例えば、掛け軸には美しい観音菩薩像や「佛」という書、色紙には、かまきりの絵と「色即是空」の文字。とくに短冊には「口に筆とりてかけよと教えたる鳥こそわれの師にてありけれ」、と自らの障害を克服できた喜びや、「たなごころあわせむすべもなき身にはただ南無仏ととなへのみこそ」と、手を合わせることもできず、ただ南無仏と唱えることこそ、と心の極致をしたためている。
友人と訪れた同県かつらぎ町新田の主婦・築野理重子(つの・りえこ)さんは、「きょうは旧萱野家で常設展の順教尼の作品に出合い、その余りの素晴らしさに驚いて、紙遊苑まできました。
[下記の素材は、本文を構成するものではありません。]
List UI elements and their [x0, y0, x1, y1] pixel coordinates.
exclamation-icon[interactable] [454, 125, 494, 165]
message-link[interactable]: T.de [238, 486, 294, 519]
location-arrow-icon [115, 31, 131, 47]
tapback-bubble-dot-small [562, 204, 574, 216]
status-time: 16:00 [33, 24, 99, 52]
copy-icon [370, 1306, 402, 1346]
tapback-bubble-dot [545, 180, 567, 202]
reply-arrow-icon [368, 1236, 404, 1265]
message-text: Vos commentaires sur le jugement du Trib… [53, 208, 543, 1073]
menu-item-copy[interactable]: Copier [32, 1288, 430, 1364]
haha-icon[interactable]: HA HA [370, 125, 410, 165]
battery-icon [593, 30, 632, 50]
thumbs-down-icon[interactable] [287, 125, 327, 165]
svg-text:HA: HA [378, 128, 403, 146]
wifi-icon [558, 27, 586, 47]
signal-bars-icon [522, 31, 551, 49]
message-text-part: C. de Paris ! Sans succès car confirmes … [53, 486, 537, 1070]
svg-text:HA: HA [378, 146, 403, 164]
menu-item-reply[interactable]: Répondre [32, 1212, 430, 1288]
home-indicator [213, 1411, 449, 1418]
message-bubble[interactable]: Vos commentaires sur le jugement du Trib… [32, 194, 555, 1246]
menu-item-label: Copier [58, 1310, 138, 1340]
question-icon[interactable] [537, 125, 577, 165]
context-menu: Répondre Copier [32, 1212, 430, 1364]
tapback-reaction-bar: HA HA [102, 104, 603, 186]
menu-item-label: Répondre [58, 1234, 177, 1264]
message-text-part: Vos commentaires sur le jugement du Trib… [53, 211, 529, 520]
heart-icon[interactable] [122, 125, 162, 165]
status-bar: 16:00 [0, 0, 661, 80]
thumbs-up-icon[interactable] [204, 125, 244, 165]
順教尼の書画から、障害をのりこえられた力強さと、やさしさが感じられて、只々涙が溢れるばかかりです」と見入っていた。
萱野館長は「当家が記念館になる前の平成12年(2000)秋、紙遊苑で順教尼作品展を開きました。ここは和室も庭園も素晴らしいので、今回もこの素敵な舞台で、順教尼の遺徳をしのび、讃えていただきたい」と呼びかけている。
展示時間は午前10時~午後4時。休館日は10月15日(月)。
さらに10月14日(日)午後1時~同2時30分には、紙遊苑の和室と庭園で、名高い衣装デザイナー・時広真吾(ときひろ・しんご)さんの「青蓮(せいれん)」なる人物の舞踊パフォーマンスや、薩摩琵琶(さつまびわ)の第一人者で臨済宗僧侶・関川鶴祐(せきがわ・かくゆう)師の琵琶演奏が繰り広げられる。
遺墨展などの問い合わせは旧萱野家(電話0736・54・2411)、その他は紙遊苑(電話0736・54・3484)へ。
写真(上)は大石順教尼の口筆書画の数々=九度山町慈尊院の紙遊苑和室や企画展示室で。